Israeli children deported to South Sudan succumb to malaria

Three months ago, Interior Minister Eli Yishai deported several hundred families from Israel to South Sudan, despite unequivocal statements by human rights group that mere fact of the established state is far from the offering the safety that would allow for these families’ return; the request was at least to extend the group exemption from deportation – Israel’s mechanism of neither denying nor granting asylum – a few months longer. Even that demand was ignored. The deportees’ baggage, all 14 tons of it, was delayed for two months and kept at a warehouse in Israel, simply because the state felt that it could not be bothered to bear the expenses of sending it along. In the baggage was medicine collected for the families by Israeli volunteers from Israeli donors; it was only finally sent to South Sudan a week or so ago, but not before reports began to surface which claimed that immigration officials were helping themselves to the more precious possessions from the pile.

Dwell with me on that image for a second: Families herded into a transport which will take them to the very danger they were running from, leaving a silent pile of suitcases and clothes behind.
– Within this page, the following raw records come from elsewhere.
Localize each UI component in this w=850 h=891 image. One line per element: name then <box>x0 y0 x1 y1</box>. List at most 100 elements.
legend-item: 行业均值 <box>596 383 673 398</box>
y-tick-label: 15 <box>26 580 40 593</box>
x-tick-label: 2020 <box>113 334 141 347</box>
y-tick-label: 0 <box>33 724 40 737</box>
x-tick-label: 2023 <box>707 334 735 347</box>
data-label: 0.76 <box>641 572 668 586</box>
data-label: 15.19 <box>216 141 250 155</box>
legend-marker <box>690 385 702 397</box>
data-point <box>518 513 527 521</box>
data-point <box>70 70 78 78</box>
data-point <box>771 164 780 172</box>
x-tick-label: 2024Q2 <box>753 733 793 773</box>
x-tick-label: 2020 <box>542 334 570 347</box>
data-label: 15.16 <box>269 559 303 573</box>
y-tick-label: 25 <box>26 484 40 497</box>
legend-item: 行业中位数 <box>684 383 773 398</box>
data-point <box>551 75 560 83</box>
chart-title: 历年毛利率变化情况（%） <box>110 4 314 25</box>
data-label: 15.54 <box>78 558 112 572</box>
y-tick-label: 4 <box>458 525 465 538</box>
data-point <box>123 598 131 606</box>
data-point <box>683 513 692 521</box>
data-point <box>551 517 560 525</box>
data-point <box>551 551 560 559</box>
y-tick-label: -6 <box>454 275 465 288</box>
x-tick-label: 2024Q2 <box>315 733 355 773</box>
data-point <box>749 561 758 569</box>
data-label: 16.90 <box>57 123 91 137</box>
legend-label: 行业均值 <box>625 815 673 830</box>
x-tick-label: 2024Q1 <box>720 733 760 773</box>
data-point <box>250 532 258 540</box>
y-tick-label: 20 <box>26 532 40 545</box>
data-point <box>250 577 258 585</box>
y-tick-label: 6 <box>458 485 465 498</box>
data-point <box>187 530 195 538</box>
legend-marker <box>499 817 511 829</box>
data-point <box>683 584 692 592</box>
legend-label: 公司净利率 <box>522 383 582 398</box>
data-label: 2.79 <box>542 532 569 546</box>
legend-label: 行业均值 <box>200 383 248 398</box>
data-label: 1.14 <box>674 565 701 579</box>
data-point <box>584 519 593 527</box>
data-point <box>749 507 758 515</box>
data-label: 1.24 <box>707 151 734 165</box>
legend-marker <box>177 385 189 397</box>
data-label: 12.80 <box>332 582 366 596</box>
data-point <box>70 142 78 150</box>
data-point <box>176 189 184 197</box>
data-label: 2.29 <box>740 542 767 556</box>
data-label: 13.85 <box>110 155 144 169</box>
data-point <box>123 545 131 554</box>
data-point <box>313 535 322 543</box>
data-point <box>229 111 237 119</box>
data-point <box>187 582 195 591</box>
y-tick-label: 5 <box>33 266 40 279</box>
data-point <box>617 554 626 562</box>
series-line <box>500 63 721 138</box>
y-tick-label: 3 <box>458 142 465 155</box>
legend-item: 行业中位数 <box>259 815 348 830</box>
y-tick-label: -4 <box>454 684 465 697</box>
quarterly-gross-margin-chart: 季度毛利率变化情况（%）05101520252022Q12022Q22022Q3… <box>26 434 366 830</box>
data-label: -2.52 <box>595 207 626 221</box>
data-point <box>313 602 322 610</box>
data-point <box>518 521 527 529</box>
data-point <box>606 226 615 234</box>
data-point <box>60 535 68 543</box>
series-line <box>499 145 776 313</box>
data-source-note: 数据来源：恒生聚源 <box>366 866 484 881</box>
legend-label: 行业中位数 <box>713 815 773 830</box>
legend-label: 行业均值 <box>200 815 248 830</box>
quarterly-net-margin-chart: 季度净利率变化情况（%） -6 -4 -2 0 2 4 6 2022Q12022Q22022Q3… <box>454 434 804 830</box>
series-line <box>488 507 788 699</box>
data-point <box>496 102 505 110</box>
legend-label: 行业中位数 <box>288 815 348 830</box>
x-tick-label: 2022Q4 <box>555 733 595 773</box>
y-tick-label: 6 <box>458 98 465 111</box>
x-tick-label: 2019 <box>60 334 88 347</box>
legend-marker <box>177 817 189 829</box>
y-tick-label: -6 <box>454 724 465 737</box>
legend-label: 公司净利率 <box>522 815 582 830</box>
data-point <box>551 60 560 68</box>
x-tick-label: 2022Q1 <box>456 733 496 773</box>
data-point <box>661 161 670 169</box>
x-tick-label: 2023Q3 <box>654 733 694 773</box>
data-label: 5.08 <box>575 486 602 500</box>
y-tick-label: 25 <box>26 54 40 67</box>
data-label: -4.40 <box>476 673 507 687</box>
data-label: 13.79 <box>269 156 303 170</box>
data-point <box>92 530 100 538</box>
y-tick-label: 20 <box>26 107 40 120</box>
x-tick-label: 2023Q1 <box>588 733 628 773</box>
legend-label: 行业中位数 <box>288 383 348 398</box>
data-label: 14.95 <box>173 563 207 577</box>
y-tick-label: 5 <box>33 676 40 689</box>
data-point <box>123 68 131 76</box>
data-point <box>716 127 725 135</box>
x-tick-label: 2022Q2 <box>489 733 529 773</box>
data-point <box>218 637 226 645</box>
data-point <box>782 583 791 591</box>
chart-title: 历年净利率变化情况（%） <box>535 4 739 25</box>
Within a week, the deportee children – Israeli children, either born or raised in Israel, speaking better Hebrew than most of this government’s apologists in the United States – began to die. So far, at least seven of them have succumbed to disease. Over the weekend, one of the volunteers helping the asylum seekers, Moran Mekamel, published the following photo and story on her Facebook wall:

Israeli children deported to South Sudan succumb to malaria

“I’m out of words, I’m sitting and writing and erasing and writing and erasing again…
The picture shows the children of Michael and Niakor – a lovely couple deported together with their kids. On the right is Noah, next to him is Mahm, the eldest, holding little Nian, and on far left is Sunday.
Nian they lost already a month ago. He was born prematurely, and his little body couldn’t fight the malaria for long. Over the weekend I got the news that Noah died as well. Noah was born with a defective heart. He was operated upon a year ago at an Israeli hospital and was receiving medical treatment. Michael would run with him from one medical test to another, spending long days in hospitals. When the preparations toward deportation began, the family filed a request to stay a little longer, until Noah stabilises and his chances of survival improve. Their work permit was taken away from them, the money ran out, and the family could no longer sustain itself, with dignity or without it. This is what they call in Israel “voluntary departure”.
They found out their deportation date at a 24 hours’ notice, so there wasn’t much time to organise. The night before they left I went to see them, together with a wonderful woman from Arad. She had gathered many medicines and asked me who she should give them to; it was clear to me we should take them to Michael. I climbed to their upper-story flat and was stunned to see them pack by candle-light: the electricity was cut off already a month before. Michael was packing and I was watching the three elder kids to make sure they don’t burn anything or eat the medicines I brought, which to them looked like candy. They flew the next day. Every parting is painful. This parting was horrifying – they were flying to a country that was only just established and lacked any ability to treat complex medical cases.
Here we are today, three months later, and within the last month alone, these two parents lost two children, and the two remaining ones are sick as well. Sunday is already in hospital with malaria, in serious condition, and Mahm is sick at home. “I’ve only two children left,” Michael told me today over the phone.
The family doesn’t have money to properly treat their remaining children. The hospitals are at full capacity and more people leave them in shrouds than on their own two feet. I ask you, beg of you to help me scream the story of these children and their fate, dictated by the heartless, immoral Israeli government.
I intend to raise money for this family. Michael’s voice echoes in my head: “I must save my children,” he told me. And I promised to help. You can reach me on students4refugees@gmail.com.”

On a systemic level, the deaths of these children is the product of Israel’s immigration policy – one of the narrowest, most rigid policies of its kind in any loosely democratic country. On a cultural level, their death and the public complacency over the deportation which lead to it to produce a culture of fear, that conflates absolute hegemony with survival, and makes adult human beings think that a family like this actually poses a risk to the future of this country.

But there is also personal responsibility involved here: Yishai used his power of discretion to order the deportation of these children. I’m finding it difficult to point to any reason but populism: There was no law obliging him to deport them, nor a pressing financial need to do so. Israel, which prides itself so much on its relatively robust economic situation, could well have tolerated several hundred families, most of them with working or able parents, and even to take care of the few, like the late Noah and Nian, who needed medical attention. And at any rate, the economic side of their predicament hardly came into play.

I have no idea how to stop him, except to voice support for fellow Israelis who already vowed to hide children from immigration police, even in blatant violation of the law. The least I can do is to encourage you to help Moran buy medicines for the surviving children of this one family. It will not change the policy and won’t matter “in the grand scheme of things,” but it would make all the difference in the world to them.